Now as a more mature child of God, something new has fruited in my spirit. My husband, Don and I have been ministering at the Harbor, a recovery detox center. Time and again we hear the cry of a broken child of God who feels like they have disappointed God one too many times. They are afraid to ask again for forgiveness. In their hearts they hope and pray this is the last time they ask, but it might not be. Already after only the five months that Don and I have been going we have seen a handful of unfortunate souls return.
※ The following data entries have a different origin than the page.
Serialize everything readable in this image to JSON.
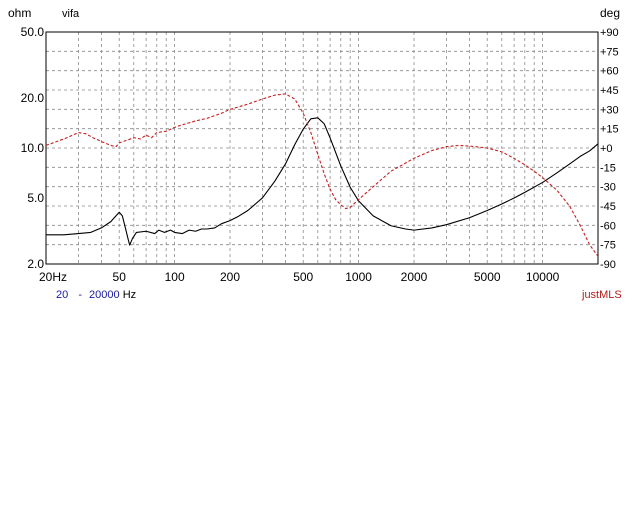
{
  "chart_data": {
    "type": "line",
    "left_unit": "ohm",
    "right_unit": "deg",
    "label": "vifa",
    "x_scale": "log",
    "xlim": [
      20,
      20000
    ],
    "x_ticks": [
      {
        "value": 20,
        "label": "20Hz"
      },
      {
        "value": 50,
        "label": "50"
      },
      {
        "value": 100,
        "label": "100"
      },
      {
        "value": 200,
        "label": "200"
      },
      {
        "value": 500,
        "label": "500"
      },
      {
        "value": 1000,
        "label": "1000"
      },
      {
        "value": 2000,
        "label": "2000"
      },
      {
        "value": 5000,
        "label": "5000"
      },
      {
        "value": 10000,
        "label": "10000"
      }
    ],
    "y_left_scale": "log",
    "ylim_left": [
      2,
      50
    ],
    "y_left_ticks": [
      {
        "value": 50,
        "label": "50.0"
      },
      {
        "value": 20,
        "label": "20.0"
      },
      {
        "value": 10,
        "label": "10.0"
      },
      {
        "value": 5,
        "label": "5.0"
      },
      {
        "value": 2,
        "label": "2.0"
      }
    ],
    "ylim_right": [
      -90,
      90
    ],
    "y_right_ticks": [
      {
        "value": 90,
        "label": "+90"
      },
      {
        "value": 75,
        "label": "+75"
      },
      {
        "value": 60,
        "label": "+60"
      },
      {
        "value": 45,
        "label": "+45"
      },
      {
        "value": 30,
        "label": "+30"
      },
      {
        "value": 15,
        "label": "+15"
      },
      {
        "value": 0,
        "label": "+0"
      },
      {
        "value": -15,
        "label": "-15"
      },
      {
        "value": -30,
        "label": "-30"
      },
      {
        "value": -45,
        "label": "-45"
      },
      {
        "value": -60,
        "label": "-60"
      },
      {
        "value": -75,
        "label": "-75"
      },
      {
        "value": -90,
        "label": "-90"
      }
    ],
    "grid": true,
    "range_label": {
      "start": "20",
      "dash": "-",
      "end": "20000",
      "unit": "Hz"
    },
    "brand": "justMLS",
    "series": [
      {
        "axis": "left",
        "color": "#000000",
        "style": "solid",
        "points": [
          [
            20,
            3.0
          ],
          [
            25,
            3.0
          ],
          [
            30,
            3.05
          ],
          [
            35,
            3.1
          ],
          [
            40,
            3.3
          ],
          [
            45,
            3.6
          ],
          [
            48,
            3.9
          ],
          [
            50,
            4.1
          ],
          [
            52,
            3.9
          ],
          [
            54,
            3.3
          ],
          [
            56,
            2.8
          ],
          [
            57,
            2.6
          ],
          [
            59,
            2.85
          ],
          [
            62,
            3.1
          ],
          [
            70,
            3.15
          ],
          [
            78,
            3.05
          ],
          [
            82,
            3.2
          ],
          [
            88,
            3.1
          ],
          [
            95,
            3.2
          ],
          [
            100,
            3.1
          ],
          [
            110,
            3.05
          ],
          [
            120,
            3.2
          ],
          [
            130,
            3.15
          ],
          [
            140,
            3.25
          ],
          [
            150,
            3.25
          ],
          [
            165,
            3.3
          ],
          [
            180,
            3.5
          ],
          [
            200,
            3.65
          ],
          [
            220,
            3.85
          ],
          [
            250,
            4.2
          ],
          [
            300,
            5.0
          ],
          [
            350,
            6.3
          ],
          [
            400,
            8.0
          ],
          [
            450,
            10.5
          ],
          [
            500,
            13.0
          ],
          [
            550,
            15.0
          ],
          [
            600,
            15.2
          ],
          [
            650,
            14.0
          ],
          [
            700,
            11.5
          ],
          [
            800,
            7.8
          ],
          [
            900,
            5.8
          ],
          [
            1000,
            4.8
          ],
          [
            1200,
            3.9
          ],
          [
            1500,
            3.4
          ],
          [
            1800,
            3.25
          ],
          [
            2000,
            3.2
          ],
          [
            2500,
            3.3
          ],
          [
            3000,
            3.45
          ],
          [
            4000,
            3.8
          ],
          [
            5000,
            4.2
          ],
          [
            6000,
            4.6
          ],
          [
            7000,
            5.0
          ],
          [
            8000,
            5.4
          ],
          [
            10000,
            6.2
          ],
          [
            12000,
            7.1
          ],
          [
            14000,
            8.0
          ],
          [
            16000,
            8.9
          ],
          [
            18000,
            9.6
          ],
          [
            20000,
            10.6
          ]
        ]
      },
      {
        "axis": "right",
        "color": "#c81e1e",
        "style": "dashed",
        "points": [
          [
            20,
            2
          ],
          [
            25,
            7
          ],
          [
            28,
            10
          ],
          [
            30,
            12
          ],
          [
            33,
            11
          ],
          [
            36,
            8
          ],
          [
            40,
            5
          ],
          [
            45,
            2
          ],
          [
            48,
            1
          ],
          [
            50,
            4
          ],
          [
            55,
            6
          ],
          [
            60,
            8
          ],
          [
            65,
            7
          ],
          [
            70,
            10
          ],
          [
            75,
            8
          ],
          [
            80,
            12
          ],
          [
            90,
            13
          ],
          [
            100,
            16
          ],
          [
            110,
            18
          ],
          [
            130,
            21
          ],
          [
            150,
            23
          ],
          [
            180,
            27
          ],
          [
            200,
            30
          ],
          [
            250,
            34
          ],
          [
            300,
            38
          ],
          [
            350,
            41
          ],
          [
            400,
            42
          ],
          [
            450,
            38
          ],
          [
            500,
            27
          ],
          [
            550,
            12
          ],
          [
            600,
            -5
          ],
          [
            650,
            -20
          ],
          [
            700,
            -32
          ],
          [
            750,
            -40
          ],
          [
            800,
            -44
          ],
          [
            850,
            -47
          ],
          [
            900,
            -46
          ],
          [
            1000,
            -40
          ],
          [
            1200,
            -30
          ],
          [
            1500,
            -18
          ],
          [
            2000,
            -8
          ],
          [
            2500,
            -2
          ],
          [
            3000,
            1
          ],
          [
            3500,
            2
          ],
          [
            4000,
            1.5
          ],
          [
            5000,
            0
          ],
          [
            6000,
            -3
          ],
          [
            7000,
            -8
          ],
          [
            8000,
            -13
          ],
          [
            9000,
            -18
          ],
          [
            10000,
            -23
          ],
          [
            12000,
            -33
          ],
          [
            14000,
            -45
          ],
          [
            16000,
            -60
          ],
          [
            18000,
            -75
          ],
          [
            20000,
            -84
          ]
        ]
      }
    ]
  }
}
I think it is true what Paul said in Romans 6:1, “Does this mean that now we can go ahead and sin and not worry about it? For our salvation does not depend on keeping the law, but on receiving God’s grace! Of course not!” But I also believe any sincere effort to quit sinning is met with the grace and mercy of God. Yes, we may fail repeatedly but just as Jesus tells us to forgive our brother when he comes to apologize 70 times 7 times, is God not more faithful than us? Of course!
I think some would read the story of the prodigal son and note that when the son returned and was perfectly restored, he never strayed again. And maybe he didn’t. But having been a believer for forty of my fifty years I can tell you that this is not true for me. Praise God he is able to rescue and restore us over and over again. It is his loving kindness that leads to repentance and his discipline that trains us in the way we should go. God always is good and for our good. Because he is a good, good Father.